For a long time the script has been fairly formulaic. You know, roll out the new signing, attend a coaching clinic or two, show some love to the local sponsors and take a few selfies with the fans, while hoping the players don’t do anything embarrassing in public.
It is a tried and tested format, but in a stark departure from the typically glowing PR puffery of these summer jollies, the English language version of Xinhua news – the Chinese state news agency – didn’t hold back on its criticism of Manchester City’s time in China this summer. The story quickly reverberated around the echo chamber of the online sports pages, making uncomfortable reading for City and China Media Capital (a Chinese media conglomerate who are minority investors in the City Football Group).
Whether this was a media outlet with a personal axe to grind or a legitimate criticism of under engagement in China on City’s part is a question worth asking before jumping to conclusions, but, for me, isn’t really the main issue here.
The more interesting story is the one about how sports properties and rights holders engage in China more generally, and the lengths you have to go to in order to be taken seriously in the Chinese market.
It has been clear for a long time that simply dropping into Shanghai or Beijing to play a few lackadaisical friendlies with the B team aren’t enough. The clubs know this and developments such as Manchester United launching a dedicated Chinese language app and “experience centres” are just the tip of the iceberg.
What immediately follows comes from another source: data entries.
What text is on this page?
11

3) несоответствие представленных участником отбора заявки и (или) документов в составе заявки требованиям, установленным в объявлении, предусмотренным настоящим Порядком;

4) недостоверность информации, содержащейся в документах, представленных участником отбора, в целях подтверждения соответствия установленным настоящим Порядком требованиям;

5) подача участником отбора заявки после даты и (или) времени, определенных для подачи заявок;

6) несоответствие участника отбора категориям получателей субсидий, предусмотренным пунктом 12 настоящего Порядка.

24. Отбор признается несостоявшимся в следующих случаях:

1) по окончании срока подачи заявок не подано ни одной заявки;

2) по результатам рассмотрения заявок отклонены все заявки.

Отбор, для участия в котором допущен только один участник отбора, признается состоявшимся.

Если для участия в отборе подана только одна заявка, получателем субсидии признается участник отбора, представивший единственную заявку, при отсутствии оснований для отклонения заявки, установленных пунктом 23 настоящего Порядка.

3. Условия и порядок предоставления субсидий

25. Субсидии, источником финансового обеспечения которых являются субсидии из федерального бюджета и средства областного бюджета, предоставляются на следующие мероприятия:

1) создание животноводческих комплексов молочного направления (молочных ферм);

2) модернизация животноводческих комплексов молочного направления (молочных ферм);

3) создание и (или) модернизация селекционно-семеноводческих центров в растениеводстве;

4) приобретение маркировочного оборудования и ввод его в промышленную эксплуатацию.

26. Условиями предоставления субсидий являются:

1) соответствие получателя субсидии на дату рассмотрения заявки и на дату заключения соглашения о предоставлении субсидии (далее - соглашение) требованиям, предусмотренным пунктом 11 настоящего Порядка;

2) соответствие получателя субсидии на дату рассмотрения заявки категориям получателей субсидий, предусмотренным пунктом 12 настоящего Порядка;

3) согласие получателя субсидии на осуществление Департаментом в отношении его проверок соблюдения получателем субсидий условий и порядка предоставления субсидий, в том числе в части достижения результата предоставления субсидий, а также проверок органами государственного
The emphasis in China now is about working locally to develop deeper relationships and China-specific assets, going far beyond straightforward localisation of branded content.
It is about building from the ground up, such as developing stronger links with local football clubs and academies, and putting in place a local ecosystem of coaches and sporting infrastructure. You might not have heard much about the city of Qingdao, but Barcelona and Bayern Munich have. And it might surprise you to know that they now both now have academies there.
This bottom-up approach is not something unique to football. The UFC, a brand centered largely around its live mixed martial arts events, recently built a US$13m performance institute in Shanghai. Although the UFC has held sporadic live events in China previously – and will continue to do so in future – they understand that you have to build fans and athletes in China from the ground up. A top down approach of importing foreign stars for one-off events simply doesn’t move the needle on its own.
In some ways, it is refreshing to see clubs, brands and rights holders having to work harder to capture the Chinese yuan in the WeChat wallets of fans. But more importantly, and more interestingly, it is creating important infrastructure, media and technologies which can and will develop differently to the traditional Western outlets.
The foreign clubs, brands and rights holders that are successful in China are those that are willing to commit and sustain the kind of investment that builds long term affinity based on China-specific issues and personalities and with China-specific infrastructure. Those that don’t are in for a short and bumpy ride.